The very first steps to creating a data pipeline are to connect organizational data sources to Foundry and get data flowing through the system. Initially, the emphasis should be on validating that data is high-quality and can serve as a reliable foundation for use case development, model development, and analytics.

This section of documentation focuses on the initial stages of creating a pipeline, when business requirements may still be in flux and changes to pipeline logic are occurring frequently. In this phase, the emphasis is on laying a solid foundation—both to support target use cases and to enable pipeline maintenance in the future.

Initial steps

In most cases, these are the initial steps you should follow in pipeline development:

  • Set up the recommended Project structure so that data security and governance are organized from the very beginning of your development process.
  • Create a batch pipeline in Pipeline Builder or Code Repositories to process input datasets, perform data cleaning and filtering, and join with other datasets to create high-quality datasets that can feed into the Ontology to support workflow development.
  • Map your final datasets into object types and link types in the Ontology.
  • Set up schedules so that data begins to flow through regularly.

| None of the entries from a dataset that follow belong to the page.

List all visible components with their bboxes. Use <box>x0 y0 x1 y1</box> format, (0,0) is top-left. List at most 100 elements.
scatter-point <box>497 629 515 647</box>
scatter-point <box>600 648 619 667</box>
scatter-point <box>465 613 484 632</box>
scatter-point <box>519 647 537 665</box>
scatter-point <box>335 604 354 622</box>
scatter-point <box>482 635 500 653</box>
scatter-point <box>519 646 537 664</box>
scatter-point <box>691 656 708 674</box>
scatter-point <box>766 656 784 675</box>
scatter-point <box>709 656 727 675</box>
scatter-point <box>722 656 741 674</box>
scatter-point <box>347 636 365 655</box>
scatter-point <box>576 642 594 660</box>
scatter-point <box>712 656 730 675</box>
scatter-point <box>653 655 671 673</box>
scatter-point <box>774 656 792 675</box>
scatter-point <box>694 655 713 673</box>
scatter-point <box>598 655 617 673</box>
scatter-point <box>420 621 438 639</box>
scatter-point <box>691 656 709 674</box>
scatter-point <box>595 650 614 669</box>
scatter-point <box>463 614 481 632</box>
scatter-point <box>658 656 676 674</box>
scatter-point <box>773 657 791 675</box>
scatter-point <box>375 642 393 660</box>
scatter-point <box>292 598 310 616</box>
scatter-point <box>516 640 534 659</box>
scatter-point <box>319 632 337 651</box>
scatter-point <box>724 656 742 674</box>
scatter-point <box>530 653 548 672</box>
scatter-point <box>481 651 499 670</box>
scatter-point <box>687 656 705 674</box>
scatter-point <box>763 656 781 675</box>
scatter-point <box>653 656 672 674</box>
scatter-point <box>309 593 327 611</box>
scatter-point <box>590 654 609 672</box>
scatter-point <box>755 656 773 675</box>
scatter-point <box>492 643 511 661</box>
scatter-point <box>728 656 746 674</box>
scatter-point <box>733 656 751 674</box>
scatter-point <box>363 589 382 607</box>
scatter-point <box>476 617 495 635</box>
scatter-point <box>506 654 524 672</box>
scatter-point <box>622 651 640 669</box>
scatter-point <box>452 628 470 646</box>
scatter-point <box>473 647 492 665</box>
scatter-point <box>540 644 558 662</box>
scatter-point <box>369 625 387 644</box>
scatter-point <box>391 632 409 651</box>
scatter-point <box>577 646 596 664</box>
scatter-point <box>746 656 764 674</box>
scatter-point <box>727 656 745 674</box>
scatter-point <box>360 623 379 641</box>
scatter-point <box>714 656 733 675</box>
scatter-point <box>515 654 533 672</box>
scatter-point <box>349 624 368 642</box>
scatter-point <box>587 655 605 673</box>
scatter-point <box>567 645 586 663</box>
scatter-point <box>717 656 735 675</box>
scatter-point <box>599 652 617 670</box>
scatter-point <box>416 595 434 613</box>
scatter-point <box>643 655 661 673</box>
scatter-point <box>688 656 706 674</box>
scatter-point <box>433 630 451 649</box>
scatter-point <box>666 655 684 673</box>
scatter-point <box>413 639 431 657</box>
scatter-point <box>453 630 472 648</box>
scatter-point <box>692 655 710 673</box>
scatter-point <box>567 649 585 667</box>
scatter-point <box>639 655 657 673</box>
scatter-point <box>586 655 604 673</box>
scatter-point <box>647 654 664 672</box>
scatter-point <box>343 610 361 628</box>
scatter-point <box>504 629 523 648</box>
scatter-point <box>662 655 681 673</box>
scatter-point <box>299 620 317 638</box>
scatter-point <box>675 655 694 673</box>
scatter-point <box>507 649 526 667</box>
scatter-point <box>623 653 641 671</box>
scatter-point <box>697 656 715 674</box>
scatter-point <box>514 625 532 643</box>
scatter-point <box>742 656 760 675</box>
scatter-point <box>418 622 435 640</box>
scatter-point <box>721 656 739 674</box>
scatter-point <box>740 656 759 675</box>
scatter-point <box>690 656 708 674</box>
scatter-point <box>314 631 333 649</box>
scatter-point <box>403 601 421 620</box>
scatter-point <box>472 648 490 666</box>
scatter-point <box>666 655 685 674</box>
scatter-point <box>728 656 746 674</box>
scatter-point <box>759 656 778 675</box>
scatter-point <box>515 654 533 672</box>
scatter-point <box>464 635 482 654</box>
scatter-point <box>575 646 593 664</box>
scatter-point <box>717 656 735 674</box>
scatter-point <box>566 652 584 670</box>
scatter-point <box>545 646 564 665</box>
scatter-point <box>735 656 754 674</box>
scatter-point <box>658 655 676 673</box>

Beyond these steps, there are a number of steps you can take to make your pipeline more robust and scalable, including adding unit tests, setting up a branching and release process, and defining health checks. Learn about best practices for pipeline development.

Incremental pipelines

If the scale of changes to the input data flowing into your pipeline is high, it may be best to create an incremental pipeline to process the changed data in a performant way. In most cases, you can begin with a batch pipeline and put an incremental pipeline into place afterwards to improve performance and reduce latency.

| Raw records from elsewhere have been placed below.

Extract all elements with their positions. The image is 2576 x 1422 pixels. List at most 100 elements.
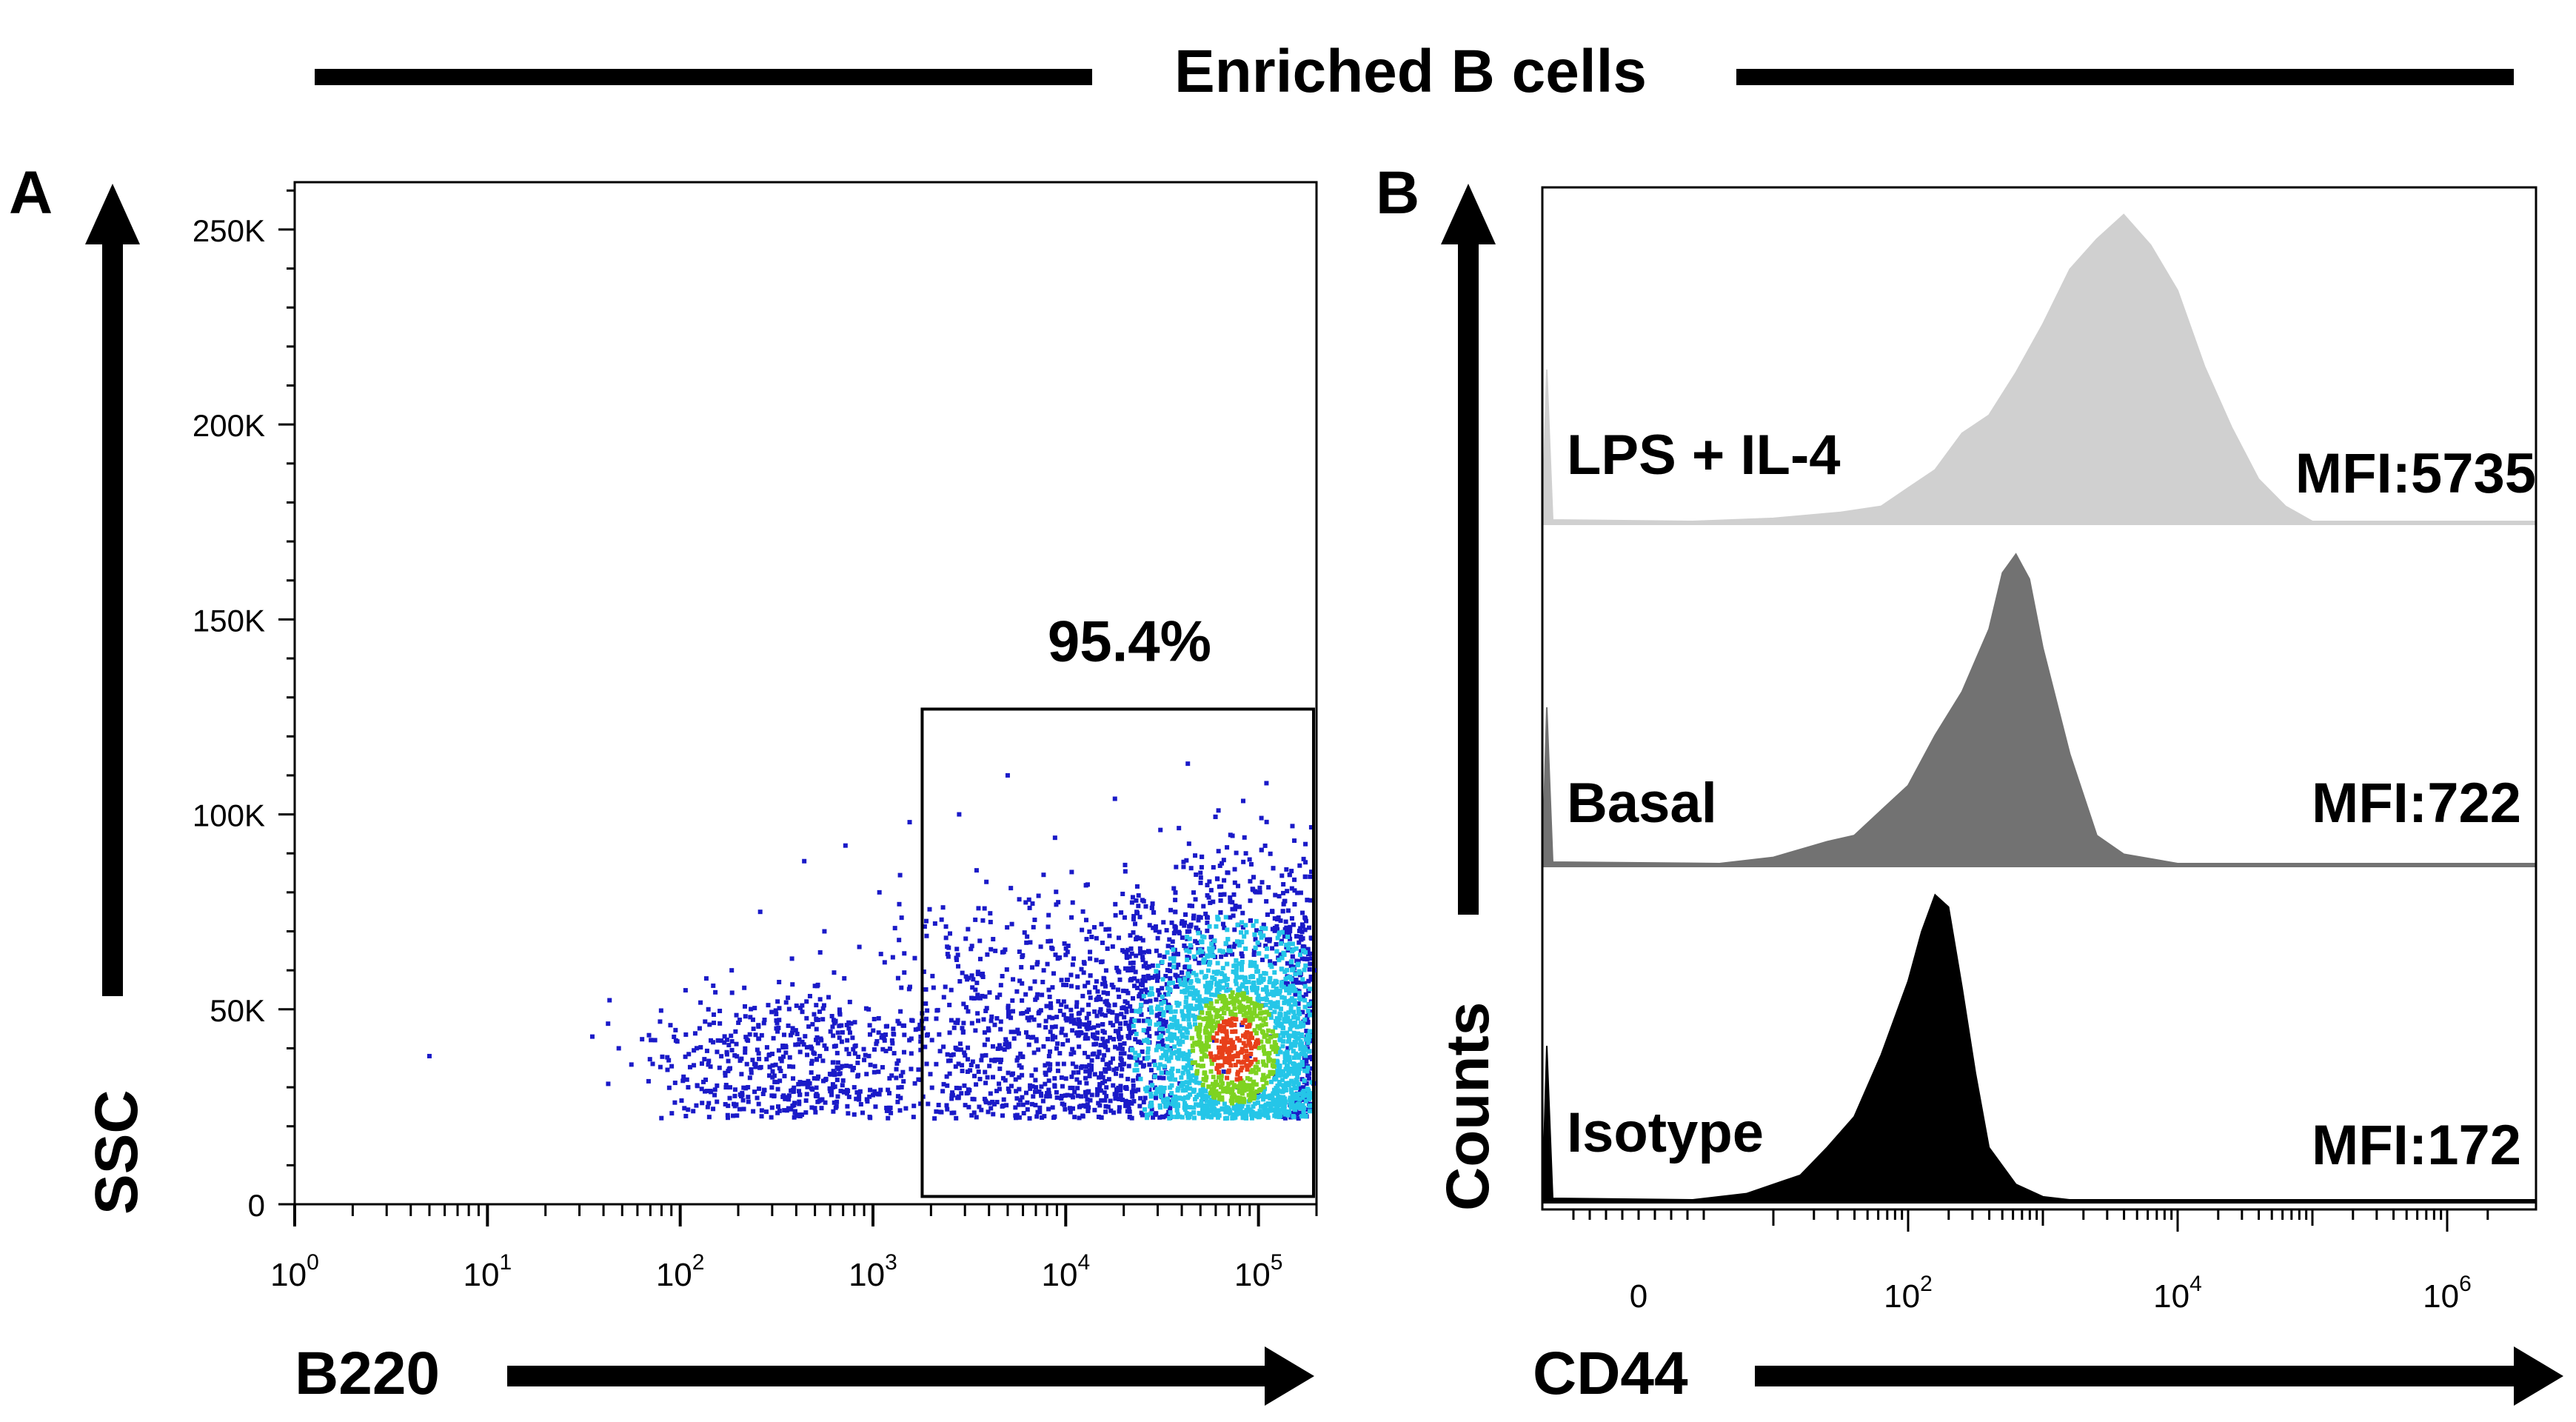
event-dot — [1221, 1069, 1226, 1075]
event-dot — [1158, 1094, 1163, 1099]
event-dot — [1148, 998, 1153, 1004]
event-dot — [797, 1092, 803, 1098]
event-dot — [1188, 866, 1194, 871]
event-dot — [1280, 1044, 1285, 1049]
event-dot — [1261, 1084, 1266, 1089]
event-dot — [1201, 1095, 1206, 1100]
event-dot — [1006, 1014, 1011, 1019]
event-dot — [890, 1041, 895, 1046]
event-dot — [1105, 1061, 1111, 1066]
event-dot — [1297, 952, 1302, 958]
event-dot — [1302, 874, 1308, 879]
event-dot — [686, 1107, 691, 1112]
event-dot — [1017, 1086, 1022, 1092]
event-dot — [1260, 1059, 1265, 1064]
event-dot — [945, 944, 950, 949]
event-dot — [1138, 1002, 1143, 1007]
event-dot — [983, 1098, 988, 1104]
event-dot — [1148, 1080, 1154, 1085]
event-dot — [1275, 1083, 1280, 1088]
event-dot — [1157, 1027, 1162, 1032]
event-dot — [803, 1098, 809, 1104]
event-dot — [1209, 941, 1214, 947]
event-dot — [1302, 1105, 1307, 1110]
event-dot — [1232, 1046, 1237, 1051]
event-dot — [1188, 978, 1194, 984]
event-dot — [1141, 898, 1146, 904]
event-dot — [660, 1054, 665, 1059]
event-dot — [1205, 968, 1211, 973]
event-dot — [800, 1039, 805, 1044]
event-dot — [1243, 1044, 1248, 1049]
event-dot — [1195, 989, 1200, 995]
event-dot — [982, 1042, 987, 1047]
event-dot — [934, 1016, 939, 1021]
event-dot — [812, 1076, 817, 1081]
event-dot — [1244, 1083, 1249, 1088]
event-dot — [1242, 1115, 1248, 1120]
event-dot — [1211, 1094, 1216, 1099]
event-dot — [1129, 900, 1134, 905]
event-dot — [1221, 985, 1226, 990]
event-dot — [946, 1058, 951, 1064]
event-dot — [740, 1090, 745, 1095]
event-dot — [1185, 958, 1190, 963]
event-dot — [724, 1037, 729, 1042]
event-dot — [1040, 992, 1045, 998]
event-dot — [1305, 1008, 1311, 1013]
event-dot — [1251, 1069, 1257, 1074]
event-dot — [1068, 972, 1074, 978]
event-dot — [1254, 918, 1259, 924]
event-dot — [1237, 986, 1242, 991]
event-dot — [1230, 1098, 1235, 1104]
event-dot — [1208, 887, 1214, 892]
event-dot — [1118, 1093, 1123, 1098]
event-dot — [1051, 971, 1057, 976]
event-dot — [1196, 930, 1201, 935]
event-dot — [906, 987, 911, 992]
event-dot — [1240, 954, 1245, 959]
event-dot — [1234, 993, 1240, 998]
event-dot — [844, 1047, 849, 1052]
event-dot — [1119, 1012, 1124, 1017]
event-dot — [1272, 1077, 1277, 1082]
event-dot — [1268, 1035, 1274, 1040]
event-dot — [855, 1061, 860, 1066]
event-dot — [1304, 1029, 1309, 1034]
event-dot — [957, 1086, 962, 1091]
event-dot — [1305, 947, 1311, 952]
event-dot — [1088, 973, 1093, 978]
event-dot — [1226, 1040, 1231, 1045]
event-dot — [1303, 916, 1308, 921]
event-dot — [953, 1064, 958, 1069]
event-dot — [1068, 984, 1074, 989]
event-dot — [698, 1045, 703, 1050]
event-dot — [1174, 1036, 1180, 1041]
event-dot — [1254, 1082, 1259, 1087]
event-dot — [1221, 858, 1226, 863]
event-dot — [1283, 1012, 1288, 1018]
event-dot — [1239, 975, 1244, 980]
event-dot — [1072, 1089, 1077, 1095]
event-dot — [1249, 1012, 1254, 1018]
event-dot — [1065, 977, 1070, 982]
event-dot — [1277, 1064, 1282, 1069]
event-dot — [1145, 1037, 1150, 1042]
event-dot — [1309, 1080, 1314, 1085]
event-dot — [1273, 1025, 1278, 1030]
event-dot — [966, 1104, 971, 1109]
event-dot — [770, 1075, 775, 1080]
event-dot — [1137, 946, 1143, 951]
event-dot — [781, 1032, 786, 1038]
event-dot — [1032, 917, 1037, 922]
event-dot — [1250, 987, 1255, 992]
event-dot — [966, 927, 971, 932]
event-dot — [1292, 1086, 1297, 1091]
event-dot — [822, 1043, 827, 1048]
event-dot — [1282, 969, 1288, 975]
event-dot — [1117, 1026, 1123, 1031]
event-dot — [1114, 1087, 1120, 1092]
event-dot — [1288, 1103, 1293, 1108]
event-dot — [1174, 1108, 1180, 1113]
event-dot — [1291, 964, 1297, 969]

In some cases, it is preferable to design your pipeline to be incremental from the start, especially when you know that the scale of new data flowing into your pipeline will be very high. However, writing and maintaining incremental pipelines comes with much more complexity than batch pipelines. Learn more about the different types of pipelines in Foundry.

Streaming pipelines

If the requirements for the latency of your data are very low, it may be best to create a streaming pipeline to process input data in a performant way. Given streaming pipelines are only as fast as their slowest component, pipelines should be designed from the start to ensure the pipeline will hit the target latency and throughput. Review our comparison of streaming versus batch processes for a more nuanced analysis.